Gab es eine Verbindung zwischen dem Schlüssel, der Trennblattbestellung und dem Reinfall, den ich auf einer Erdgasbohrung erlebt hatte, dem Anfang einer einjährigen Kurzkarriere im Bohrgeschäft, die mir später jedoch nützte, als ich zum Gülle-Lothar wurde (Sturmfeld-Leser wissen Bescheid).
Bohrgut und Schwerspat setzten sich in einer meterbreiten Rinne aus dem Bohrschlamm ab, wenn er aus dem Bohrloch gepresst wurde. Ich hatte das abgesetzte Gemisch aus der Rinne zu schaufeln. Rückwärts arbeitete ich mich durch die Rinne, bis ich in einem metertiefen Absetzbecken landete und die braungraue Bohrspülung meine Stiefel füllte. Dass solche Becken der Rinne zwischengeschaltet waren, um die Feststoffe aus der Spülung aufzufangen, hatte ich nicht beachtet. Seitlich hinter mir erscholl brüllendes Gelächter. Die Bohrarbeiter saßen wie die Hühner auf einem Stahlrohrgeländer, winkten, hielten sich die Bäuche oder klatschten ihre Schenkel. Erst durch das schadenfrohe Gelächter merkte ich, dass sich die Arbeiter hinter meinem Rücken versammelt hatten, um meine Landung in der Bohrspülung mitzuerleben.
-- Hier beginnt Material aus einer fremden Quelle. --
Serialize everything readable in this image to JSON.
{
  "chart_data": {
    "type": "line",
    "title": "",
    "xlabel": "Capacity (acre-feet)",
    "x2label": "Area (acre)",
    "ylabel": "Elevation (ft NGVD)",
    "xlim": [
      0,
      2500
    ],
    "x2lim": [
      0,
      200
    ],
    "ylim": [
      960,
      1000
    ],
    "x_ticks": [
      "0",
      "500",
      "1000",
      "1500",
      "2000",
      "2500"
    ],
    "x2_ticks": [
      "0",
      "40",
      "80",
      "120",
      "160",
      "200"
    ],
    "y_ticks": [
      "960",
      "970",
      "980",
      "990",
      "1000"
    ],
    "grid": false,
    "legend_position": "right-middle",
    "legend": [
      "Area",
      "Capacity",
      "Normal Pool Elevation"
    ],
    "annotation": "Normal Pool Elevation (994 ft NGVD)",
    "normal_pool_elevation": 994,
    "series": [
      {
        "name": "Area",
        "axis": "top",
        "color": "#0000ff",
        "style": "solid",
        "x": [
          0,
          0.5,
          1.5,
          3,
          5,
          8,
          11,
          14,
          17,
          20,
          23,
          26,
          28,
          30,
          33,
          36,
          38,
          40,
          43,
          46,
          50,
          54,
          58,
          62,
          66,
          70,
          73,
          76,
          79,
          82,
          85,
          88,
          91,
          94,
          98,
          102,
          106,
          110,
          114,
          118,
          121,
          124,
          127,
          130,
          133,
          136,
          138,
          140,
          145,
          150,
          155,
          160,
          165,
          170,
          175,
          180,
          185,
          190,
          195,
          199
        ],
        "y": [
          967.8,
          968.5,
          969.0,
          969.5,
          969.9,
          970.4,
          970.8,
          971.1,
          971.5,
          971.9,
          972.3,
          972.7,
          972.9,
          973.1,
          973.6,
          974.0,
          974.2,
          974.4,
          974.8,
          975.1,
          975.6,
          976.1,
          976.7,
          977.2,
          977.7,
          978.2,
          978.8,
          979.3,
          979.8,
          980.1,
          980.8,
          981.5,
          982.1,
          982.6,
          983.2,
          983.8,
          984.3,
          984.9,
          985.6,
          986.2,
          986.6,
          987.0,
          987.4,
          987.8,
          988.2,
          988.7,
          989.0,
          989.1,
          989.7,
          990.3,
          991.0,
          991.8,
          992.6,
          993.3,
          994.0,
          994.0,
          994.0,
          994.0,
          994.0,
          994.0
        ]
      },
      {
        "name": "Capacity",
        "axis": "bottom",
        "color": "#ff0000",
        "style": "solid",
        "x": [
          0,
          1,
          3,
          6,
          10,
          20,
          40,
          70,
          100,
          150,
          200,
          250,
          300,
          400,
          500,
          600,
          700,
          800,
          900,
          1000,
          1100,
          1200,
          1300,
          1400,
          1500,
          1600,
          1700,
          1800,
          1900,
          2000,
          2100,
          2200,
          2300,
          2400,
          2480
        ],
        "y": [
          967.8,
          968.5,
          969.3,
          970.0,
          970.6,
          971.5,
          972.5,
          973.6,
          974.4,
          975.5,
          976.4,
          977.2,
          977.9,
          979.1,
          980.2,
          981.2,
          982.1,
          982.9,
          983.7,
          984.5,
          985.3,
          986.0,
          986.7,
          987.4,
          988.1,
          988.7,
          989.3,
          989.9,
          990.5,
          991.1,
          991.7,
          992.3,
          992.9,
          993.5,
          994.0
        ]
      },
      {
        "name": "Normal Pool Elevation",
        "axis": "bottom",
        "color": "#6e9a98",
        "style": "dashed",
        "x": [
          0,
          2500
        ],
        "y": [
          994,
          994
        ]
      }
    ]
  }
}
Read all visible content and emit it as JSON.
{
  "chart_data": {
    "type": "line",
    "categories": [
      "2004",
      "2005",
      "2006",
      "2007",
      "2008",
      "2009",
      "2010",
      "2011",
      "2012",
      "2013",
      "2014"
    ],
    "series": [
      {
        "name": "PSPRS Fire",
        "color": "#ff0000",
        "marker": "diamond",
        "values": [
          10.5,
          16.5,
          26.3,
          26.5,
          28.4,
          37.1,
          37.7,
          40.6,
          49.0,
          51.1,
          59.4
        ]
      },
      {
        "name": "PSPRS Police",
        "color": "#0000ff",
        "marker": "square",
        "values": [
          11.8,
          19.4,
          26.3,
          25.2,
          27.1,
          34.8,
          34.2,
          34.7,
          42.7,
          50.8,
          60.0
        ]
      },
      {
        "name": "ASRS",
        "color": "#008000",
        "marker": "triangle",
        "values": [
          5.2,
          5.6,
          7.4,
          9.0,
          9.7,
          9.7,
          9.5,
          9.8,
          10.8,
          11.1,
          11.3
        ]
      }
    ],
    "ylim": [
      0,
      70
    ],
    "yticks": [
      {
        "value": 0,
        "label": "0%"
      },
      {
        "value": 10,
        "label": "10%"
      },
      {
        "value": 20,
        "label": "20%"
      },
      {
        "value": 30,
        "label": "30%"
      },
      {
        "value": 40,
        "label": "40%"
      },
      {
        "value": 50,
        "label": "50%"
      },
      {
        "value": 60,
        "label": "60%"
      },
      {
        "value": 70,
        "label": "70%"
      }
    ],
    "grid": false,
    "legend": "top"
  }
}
Vielleicht gibt es Trennblätter tatsächlich, dachte ich, nur ich weiß nicht, welchen Nutzen sie haben. Wenn es sie gibt, bleibt die Frage, was Blätter voneinander trennen können?

Waren sie eine Erfindung der Arbeitgeber? Dann stand auf ihnen:

Arbeitnehmer,
wenn du uneffektiv arbeitest,
die Pausen nicht einhältst,
es dir an Loyalität zum Unternehmen mangelt,
werden wir uns von dir trennen!

Die Blätter lägen zwischen den Papieren in Akten, die oft benutzt wurden und in jedem Arbeitsraum hinge ein Exemplar an der Wand gegenüber dem Schreibtisch oder der Werkbank. Die Zettel hätten auch Denkdran-Zettel heißen können, doch die Bezeichnung Trennblätter hatte dieses Einschneidende, gar Zerschneidende, Schmerz verbreitende, Endgültige: Getrennt ist getrennt. Da lässt sich nichts mehr flicken. Eine Operation steht nicht in unserer Macht.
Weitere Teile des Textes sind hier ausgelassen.